From my originalist perspective, the Voting Rights Act itself is constitutionally suspect. Article I, Section 4 of the Constitution gives Congress the power to “make or alter” election regulations, which means it is their job to negative state election laws after a state has acted if they believe the law to be tyrannical. It does not grant Congress preemptive authority to dictate how states draw their districts. In fact, the idea of Congress being able to negative state laws was proposed by James Madison during the Constitutional Convention, and it was rejected. Any federal influence on the states was designed to be rare, and specifically indicated in the Constitution if it could happen at all. The Founders understood that federal intervention must be rare, and a reactive move used only when necessary.

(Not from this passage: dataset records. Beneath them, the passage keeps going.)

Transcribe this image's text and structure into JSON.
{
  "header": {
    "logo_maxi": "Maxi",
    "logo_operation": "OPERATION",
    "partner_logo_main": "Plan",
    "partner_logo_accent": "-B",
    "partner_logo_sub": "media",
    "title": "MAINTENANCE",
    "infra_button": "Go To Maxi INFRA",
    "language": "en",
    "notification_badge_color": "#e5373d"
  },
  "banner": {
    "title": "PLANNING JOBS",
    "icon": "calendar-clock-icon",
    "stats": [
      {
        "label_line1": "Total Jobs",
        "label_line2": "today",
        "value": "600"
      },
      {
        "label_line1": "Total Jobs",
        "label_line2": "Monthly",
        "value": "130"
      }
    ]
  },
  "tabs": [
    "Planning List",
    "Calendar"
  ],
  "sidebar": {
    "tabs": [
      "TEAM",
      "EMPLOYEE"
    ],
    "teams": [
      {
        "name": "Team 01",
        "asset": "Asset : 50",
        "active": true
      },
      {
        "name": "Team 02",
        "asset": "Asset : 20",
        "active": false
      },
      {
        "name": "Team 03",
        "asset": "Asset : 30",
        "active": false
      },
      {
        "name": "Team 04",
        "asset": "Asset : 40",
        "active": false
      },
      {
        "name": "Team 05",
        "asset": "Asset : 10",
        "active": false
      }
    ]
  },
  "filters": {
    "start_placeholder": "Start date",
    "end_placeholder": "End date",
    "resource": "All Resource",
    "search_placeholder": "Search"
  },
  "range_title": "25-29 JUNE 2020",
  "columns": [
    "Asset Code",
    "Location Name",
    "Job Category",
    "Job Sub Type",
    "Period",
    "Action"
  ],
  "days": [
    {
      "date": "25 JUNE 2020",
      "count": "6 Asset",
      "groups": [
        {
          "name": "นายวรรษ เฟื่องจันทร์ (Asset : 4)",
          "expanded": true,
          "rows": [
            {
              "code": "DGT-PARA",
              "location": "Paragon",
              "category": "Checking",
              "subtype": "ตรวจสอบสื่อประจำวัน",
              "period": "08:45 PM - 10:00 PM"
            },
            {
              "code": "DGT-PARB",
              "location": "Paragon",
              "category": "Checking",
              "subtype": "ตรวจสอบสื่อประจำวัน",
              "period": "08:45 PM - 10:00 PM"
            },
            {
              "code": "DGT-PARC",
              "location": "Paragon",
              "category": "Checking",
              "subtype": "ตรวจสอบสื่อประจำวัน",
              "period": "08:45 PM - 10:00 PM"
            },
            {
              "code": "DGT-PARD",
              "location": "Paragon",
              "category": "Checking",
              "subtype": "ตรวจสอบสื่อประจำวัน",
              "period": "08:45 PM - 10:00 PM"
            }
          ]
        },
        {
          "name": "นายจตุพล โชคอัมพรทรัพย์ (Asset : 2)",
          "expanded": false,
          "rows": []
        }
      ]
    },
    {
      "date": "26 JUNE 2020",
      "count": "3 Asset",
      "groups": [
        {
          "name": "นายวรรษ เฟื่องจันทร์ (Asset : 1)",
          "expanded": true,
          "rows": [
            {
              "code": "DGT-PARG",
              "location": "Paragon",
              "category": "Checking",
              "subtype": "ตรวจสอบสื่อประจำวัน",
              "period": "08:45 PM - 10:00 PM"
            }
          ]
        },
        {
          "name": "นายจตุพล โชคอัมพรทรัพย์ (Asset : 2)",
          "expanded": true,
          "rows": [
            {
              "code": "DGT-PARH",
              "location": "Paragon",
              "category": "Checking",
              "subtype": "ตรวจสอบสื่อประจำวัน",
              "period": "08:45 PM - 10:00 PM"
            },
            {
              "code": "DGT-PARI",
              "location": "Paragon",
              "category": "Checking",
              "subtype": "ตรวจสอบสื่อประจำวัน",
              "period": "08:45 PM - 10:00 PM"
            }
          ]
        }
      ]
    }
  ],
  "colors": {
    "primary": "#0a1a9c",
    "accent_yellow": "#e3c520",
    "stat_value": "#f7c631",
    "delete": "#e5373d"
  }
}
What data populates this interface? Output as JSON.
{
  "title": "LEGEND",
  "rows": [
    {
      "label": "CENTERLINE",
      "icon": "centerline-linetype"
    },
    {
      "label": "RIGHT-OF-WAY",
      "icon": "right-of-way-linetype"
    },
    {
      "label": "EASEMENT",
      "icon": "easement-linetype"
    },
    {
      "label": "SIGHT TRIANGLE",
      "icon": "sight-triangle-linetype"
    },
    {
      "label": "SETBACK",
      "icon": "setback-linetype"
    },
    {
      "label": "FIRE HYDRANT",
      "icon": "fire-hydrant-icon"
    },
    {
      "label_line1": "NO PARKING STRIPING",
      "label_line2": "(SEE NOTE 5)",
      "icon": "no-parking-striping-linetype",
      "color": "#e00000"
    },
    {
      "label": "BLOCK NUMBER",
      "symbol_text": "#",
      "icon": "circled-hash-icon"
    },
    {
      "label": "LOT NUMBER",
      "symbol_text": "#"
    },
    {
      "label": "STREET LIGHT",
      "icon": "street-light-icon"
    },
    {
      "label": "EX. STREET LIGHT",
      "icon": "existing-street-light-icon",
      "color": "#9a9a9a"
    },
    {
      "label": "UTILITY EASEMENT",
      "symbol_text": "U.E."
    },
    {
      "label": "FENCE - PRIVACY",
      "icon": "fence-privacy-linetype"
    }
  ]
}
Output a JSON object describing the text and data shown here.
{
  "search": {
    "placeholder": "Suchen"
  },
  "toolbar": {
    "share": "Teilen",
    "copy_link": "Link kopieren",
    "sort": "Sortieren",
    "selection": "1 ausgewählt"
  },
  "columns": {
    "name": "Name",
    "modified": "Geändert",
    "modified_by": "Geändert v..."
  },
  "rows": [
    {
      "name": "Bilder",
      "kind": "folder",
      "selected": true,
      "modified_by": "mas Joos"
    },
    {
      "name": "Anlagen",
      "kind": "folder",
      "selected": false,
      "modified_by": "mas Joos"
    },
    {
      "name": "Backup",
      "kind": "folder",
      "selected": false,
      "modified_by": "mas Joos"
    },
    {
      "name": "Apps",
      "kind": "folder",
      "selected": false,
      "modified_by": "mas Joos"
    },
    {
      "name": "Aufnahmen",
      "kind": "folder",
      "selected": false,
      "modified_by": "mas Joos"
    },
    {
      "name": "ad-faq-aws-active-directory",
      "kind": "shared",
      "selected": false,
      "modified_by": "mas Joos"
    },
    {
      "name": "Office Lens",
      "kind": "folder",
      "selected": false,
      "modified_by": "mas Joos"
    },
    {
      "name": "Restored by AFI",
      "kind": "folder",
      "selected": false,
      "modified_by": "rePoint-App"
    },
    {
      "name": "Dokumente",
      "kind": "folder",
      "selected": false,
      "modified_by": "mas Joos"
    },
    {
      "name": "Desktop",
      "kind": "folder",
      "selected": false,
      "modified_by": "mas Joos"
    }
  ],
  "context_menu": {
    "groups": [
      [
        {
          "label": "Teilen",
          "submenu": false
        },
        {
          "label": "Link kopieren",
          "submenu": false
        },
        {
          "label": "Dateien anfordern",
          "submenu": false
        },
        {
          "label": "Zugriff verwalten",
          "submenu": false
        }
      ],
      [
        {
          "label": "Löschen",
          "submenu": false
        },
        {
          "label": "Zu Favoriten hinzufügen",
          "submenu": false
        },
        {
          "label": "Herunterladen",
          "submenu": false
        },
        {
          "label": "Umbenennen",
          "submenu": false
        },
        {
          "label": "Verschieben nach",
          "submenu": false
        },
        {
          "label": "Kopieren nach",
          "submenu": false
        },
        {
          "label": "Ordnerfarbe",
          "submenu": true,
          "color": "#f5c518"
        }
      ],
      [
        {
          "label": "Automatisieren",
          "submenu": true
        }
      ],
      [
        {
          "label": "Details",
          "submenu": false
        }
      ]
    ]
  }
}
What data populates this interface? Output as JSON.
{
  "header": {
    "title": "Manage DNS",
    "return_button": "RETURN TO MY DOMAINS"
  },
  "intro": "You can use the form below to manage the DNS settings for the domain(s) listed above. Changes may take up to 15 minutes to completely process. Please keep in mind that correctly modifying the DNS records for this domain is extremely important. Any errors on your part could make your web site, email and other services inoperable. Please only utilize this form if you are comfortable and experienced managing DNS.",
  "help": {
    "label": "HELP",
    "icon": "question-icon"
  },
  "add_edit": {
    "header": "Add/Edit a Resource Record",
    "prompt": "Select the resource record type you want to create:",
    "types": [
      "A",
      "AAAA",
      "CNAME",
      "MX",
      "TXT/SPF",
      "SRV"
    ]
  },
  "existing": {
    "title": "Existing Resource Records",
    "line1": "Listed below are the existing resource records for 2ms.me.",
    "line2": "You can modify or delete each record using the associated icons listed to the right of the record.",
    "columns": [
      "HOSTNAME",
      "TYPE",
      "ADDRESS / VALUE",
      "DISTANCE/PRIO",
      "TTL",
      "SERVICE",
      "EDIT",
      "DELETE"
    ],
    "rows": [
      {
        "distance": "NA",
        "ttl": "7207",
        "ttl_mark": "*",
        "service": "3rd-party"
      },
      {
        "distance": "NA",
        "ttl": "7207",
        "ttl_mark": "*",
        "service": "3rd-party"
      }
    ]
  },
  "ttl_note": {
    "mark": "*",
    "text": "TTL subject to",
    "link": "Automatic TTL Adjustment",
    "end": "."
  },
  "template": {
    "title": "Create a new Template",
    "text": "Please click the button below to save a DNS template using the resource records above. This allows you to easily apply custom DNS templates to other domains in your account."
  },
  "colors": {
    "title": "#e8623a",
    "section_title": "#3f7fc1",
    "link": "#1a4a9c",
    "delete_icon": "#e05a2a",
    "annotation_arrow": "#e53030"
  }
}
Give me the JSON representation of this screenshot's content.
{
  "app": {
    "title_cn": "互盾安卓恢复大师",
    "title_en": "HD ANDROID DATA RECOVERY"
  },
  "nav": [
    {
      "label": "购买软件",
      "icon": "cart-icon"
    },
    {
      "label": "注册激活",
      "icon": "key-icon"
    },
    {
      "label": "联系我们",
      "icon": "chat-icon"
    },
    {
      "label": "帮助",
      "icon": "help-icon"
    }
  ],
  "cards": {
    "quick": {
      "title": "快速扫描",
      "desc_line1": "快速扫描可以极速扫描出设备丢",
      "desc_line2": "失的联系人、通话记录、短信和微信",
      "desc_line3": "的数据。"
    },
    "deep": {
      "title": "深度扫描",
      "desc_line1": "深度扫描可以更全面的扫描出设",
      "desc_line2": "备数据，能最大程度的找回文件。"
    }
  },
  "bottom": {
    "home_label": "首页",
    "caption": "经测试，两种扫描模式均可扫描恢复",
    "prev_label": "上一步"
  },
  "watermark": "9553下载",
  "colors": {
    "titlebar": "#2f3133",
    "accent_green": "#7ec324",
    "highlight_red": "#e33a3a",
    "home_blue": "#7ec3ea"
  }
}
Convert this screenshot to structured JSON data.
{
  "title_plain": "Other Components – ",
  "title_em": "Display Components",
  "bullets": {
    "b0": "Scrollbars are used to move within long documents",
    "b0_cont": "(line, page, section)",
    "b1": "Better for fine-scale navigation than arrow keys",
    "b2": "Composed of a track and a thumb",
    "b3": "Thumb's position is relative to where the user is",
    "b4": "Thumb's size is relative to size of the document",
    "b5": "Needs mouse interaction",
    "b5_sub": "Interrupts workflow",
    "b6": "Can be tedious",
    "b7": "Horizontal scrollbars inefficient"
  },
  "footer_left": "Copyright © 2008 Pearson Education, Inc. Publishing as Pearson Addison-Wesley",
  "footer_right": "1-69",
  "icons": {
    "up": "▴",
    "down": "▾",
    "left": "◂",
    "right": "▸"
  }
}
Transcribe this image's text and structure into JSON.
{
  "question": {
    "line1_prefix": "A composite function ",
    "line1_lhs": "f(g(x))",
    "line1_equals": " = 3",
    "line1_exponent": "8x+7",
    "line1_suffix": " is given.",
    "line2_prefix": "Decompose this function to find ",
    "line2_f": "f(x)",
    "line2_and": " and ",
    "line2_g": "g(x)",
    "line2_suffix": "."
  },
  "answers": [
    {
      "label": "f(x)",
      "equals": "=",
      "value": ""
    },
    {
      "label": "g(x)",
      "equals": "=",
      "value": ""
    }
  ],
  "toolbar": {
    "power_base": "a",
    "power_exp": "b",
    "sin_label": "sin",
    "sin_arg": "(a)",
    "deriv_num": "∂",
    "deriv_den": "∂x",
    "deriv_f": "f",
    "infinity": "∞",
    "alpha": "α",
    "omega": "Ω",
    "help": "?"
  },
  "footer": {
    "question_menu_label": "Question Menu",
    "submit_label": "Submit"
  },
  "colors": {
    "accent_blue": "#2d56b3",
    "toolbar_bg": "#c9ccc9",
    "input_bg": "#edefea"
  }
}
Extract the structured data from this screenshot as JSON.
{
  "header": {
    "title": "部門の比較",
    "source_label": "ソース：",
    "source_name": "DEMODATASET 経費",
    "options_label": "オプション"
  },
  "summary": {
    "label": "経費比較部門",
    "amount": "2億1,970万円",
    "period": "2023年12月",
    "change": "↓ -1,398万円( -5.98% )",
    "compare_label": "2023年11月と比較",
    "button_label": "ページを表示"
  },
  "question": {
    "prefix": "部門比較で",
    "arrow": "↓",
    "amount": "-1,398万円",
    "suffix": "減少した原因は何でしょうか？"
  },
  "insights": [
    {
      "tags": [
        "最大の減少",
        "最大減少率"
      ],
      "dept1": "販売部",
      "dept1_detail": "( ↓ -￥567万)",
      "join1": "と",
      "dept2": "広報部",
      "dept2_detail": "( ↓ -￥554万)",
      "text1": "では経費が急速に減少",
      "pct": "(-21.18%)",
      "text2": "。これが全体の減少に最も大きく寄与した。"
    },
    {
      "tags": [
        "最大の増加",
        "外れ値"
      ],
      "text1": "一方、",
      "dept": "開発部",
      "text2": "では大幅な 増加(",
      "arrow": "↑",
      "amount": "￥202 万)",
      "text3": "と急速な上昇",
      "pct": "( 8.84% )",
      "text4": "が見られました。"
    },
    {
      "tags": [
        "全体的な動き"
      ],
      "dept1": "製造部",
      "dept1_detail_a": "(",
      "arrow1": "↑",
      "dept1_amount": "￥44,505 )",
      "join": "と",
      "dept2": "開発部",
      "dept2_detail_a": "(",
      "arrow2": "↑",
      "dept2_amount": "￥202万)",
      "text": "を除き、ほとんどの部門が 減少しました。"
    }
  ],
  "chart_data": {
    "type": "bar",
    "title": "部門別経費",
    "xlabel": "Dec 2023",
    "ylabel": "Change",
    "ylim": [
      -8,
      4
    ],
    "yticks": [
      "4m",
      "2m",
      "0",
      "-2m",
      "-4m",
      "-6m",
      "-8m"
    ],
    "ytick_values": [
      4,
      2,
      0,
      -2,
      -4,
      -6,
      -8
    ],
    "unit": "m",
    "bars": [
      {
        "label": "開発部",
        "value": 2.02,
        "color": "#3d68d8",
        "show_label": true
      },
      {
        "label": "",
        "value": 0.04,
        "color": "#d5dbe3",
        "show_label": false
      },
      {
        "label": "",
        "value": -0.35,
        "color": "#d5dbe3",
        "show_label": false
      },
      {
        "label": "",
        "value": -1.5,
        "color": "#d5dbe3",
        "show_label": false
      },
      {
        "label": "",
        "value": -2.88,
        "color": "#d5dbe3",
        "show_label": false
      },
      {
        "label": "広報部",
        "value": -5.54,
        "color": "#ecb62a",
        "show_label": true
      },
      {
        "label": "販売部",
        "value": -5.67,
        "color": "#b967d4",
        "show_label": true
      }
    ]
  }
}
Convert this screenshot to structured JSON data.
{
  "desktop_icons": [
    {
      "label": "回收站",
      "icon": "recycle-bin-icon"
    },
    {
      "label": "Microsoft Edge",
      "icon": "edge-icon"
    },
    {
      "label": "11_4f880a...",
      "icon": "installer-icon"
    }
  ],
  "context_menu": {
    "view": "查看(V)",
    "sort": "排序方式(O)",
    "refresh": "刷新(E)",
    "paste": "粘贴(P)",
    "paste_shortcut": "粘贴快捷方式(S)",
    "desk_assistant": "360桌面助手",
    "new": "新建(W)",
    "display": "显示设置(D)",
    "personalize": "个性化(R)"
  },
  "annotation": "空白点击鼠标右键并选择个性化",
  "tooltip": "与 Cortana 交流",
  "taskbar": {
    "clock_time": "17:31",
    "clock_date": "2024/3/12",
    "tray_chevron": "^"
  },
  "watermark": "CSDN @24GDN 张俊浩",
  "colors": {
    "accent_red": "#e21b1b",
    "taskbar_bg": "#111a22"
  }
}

So what’s really happening here? Louisiana drew its map. A group of plaintiffs argued that it didn’t give enough representation to Black voters. But the Supreme Court now seems poised to say: race cannot be the reason districts are drawn. Period. And if that happens, it won’t just affect Louisiana. It will ripple across the country. California, New York, Illinois; places where race-based gerrymandering has become a political tool.
Much of what is going on in the world of redistricting is a response to Texas. Critics say Republicans are gerrymandering there, so the Democrats have decided to wage a gerrymander war. The problem is, what is going on in Texas is simply the GOP undoing the gerrymandering that Democrats embedded years ago. The goal should be neutrality and districts that don’t look like salamanders…not racial engineering, not partisan manipulation.
If the Court rules as I expect, it will be a victory for constitutional clarity. It will affirm that equal protection means equal, not engineered. It will remind us that the way to end discrimination is not through reverse discrimination, but through a return to principle.